Mine is the role of the helper, to empower others and magnify their ability to contribute. This is the role I assume at work, with by friends, in every form of strategy I play at. I love it - were it my choice, it is my epitaph, "empowered all who crossed his path." I had learned the Great Teacher had chosen the word neighbor deliberately. He could have said my sheep, my Father's children, all people, etc. etc. But neighbor has a geographic implication, those that cross your path (He literally used this exact example when the question, "Who is my neighbor?" was proffered). Our station is this life is not by chance, neither are the opportunities we have to serve. There is a design at work mating our capability to opportunity.

How can I continue to be the helper when I need help? How can I continue in my obligated roles as provider and protector or to my brother when I'm the one that needs help?

I hate complaining. My grandfather and namesake never in my or my father's lifetime complained. His hammer resides in my father's tool chest, unique head design, square handle (because that's what his hands could hold after being scarred in an early cinema fire) stained dark with his blood. Yet he persisted and contributed his labor to building a Kingdom. All without complaint. And I'm screwing up that legacy.

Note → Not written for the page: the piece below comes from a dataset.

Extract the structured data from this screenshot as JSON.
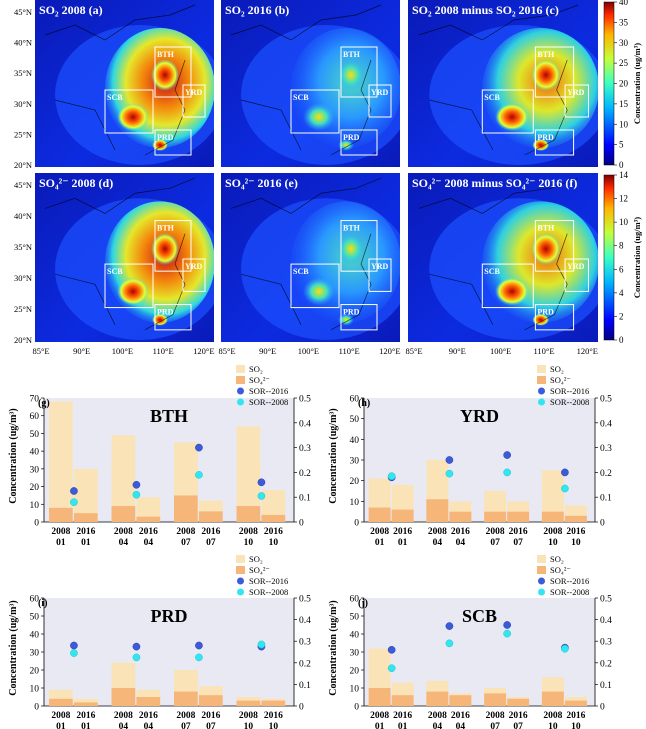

But I hurt. I can't even call it pain cause it's obvious something between where the signal originates and how my brain interprets it is off. I just interpret it all as pain. Typical remedies can't seem to touch it. More potent remedies don't work like they should (medicinally resilient) and we haven't yet found a combination that doesn't result in either my inability to think clearly enough to pass as a human being, stay awake long enough to put in a full day's work, or hurt enough that all I want to do is remain still. Pain used to be a friend, an ally I could count on to tell me where limits were, how far I could push them, how badly I'd been wounded, that I was still alive. Now it just crashes down on me, unrelenting to smother all that remains of a seemingly failing mind. Certainly this can't be the case for all FM cases, or have I been a completely calloused jackass and owe a whole section of the human race an apology?

My apologies if I draw too close a parallel to One I am not worthy of that comparison, but I already, under the most serious of obligations, take upon me his name, so I pray that I have the faith that he could heal me, that I have the greater faith not to be healed - to drink from this bitter, however comparatively meager cup. Either, if it accomplishes His purposes and in accordance with His will.

That would be faith (BEDNAR1).

And as it seems only appropriate at this point.
In the name of my Lord and Master, Jesus Christ, Amen.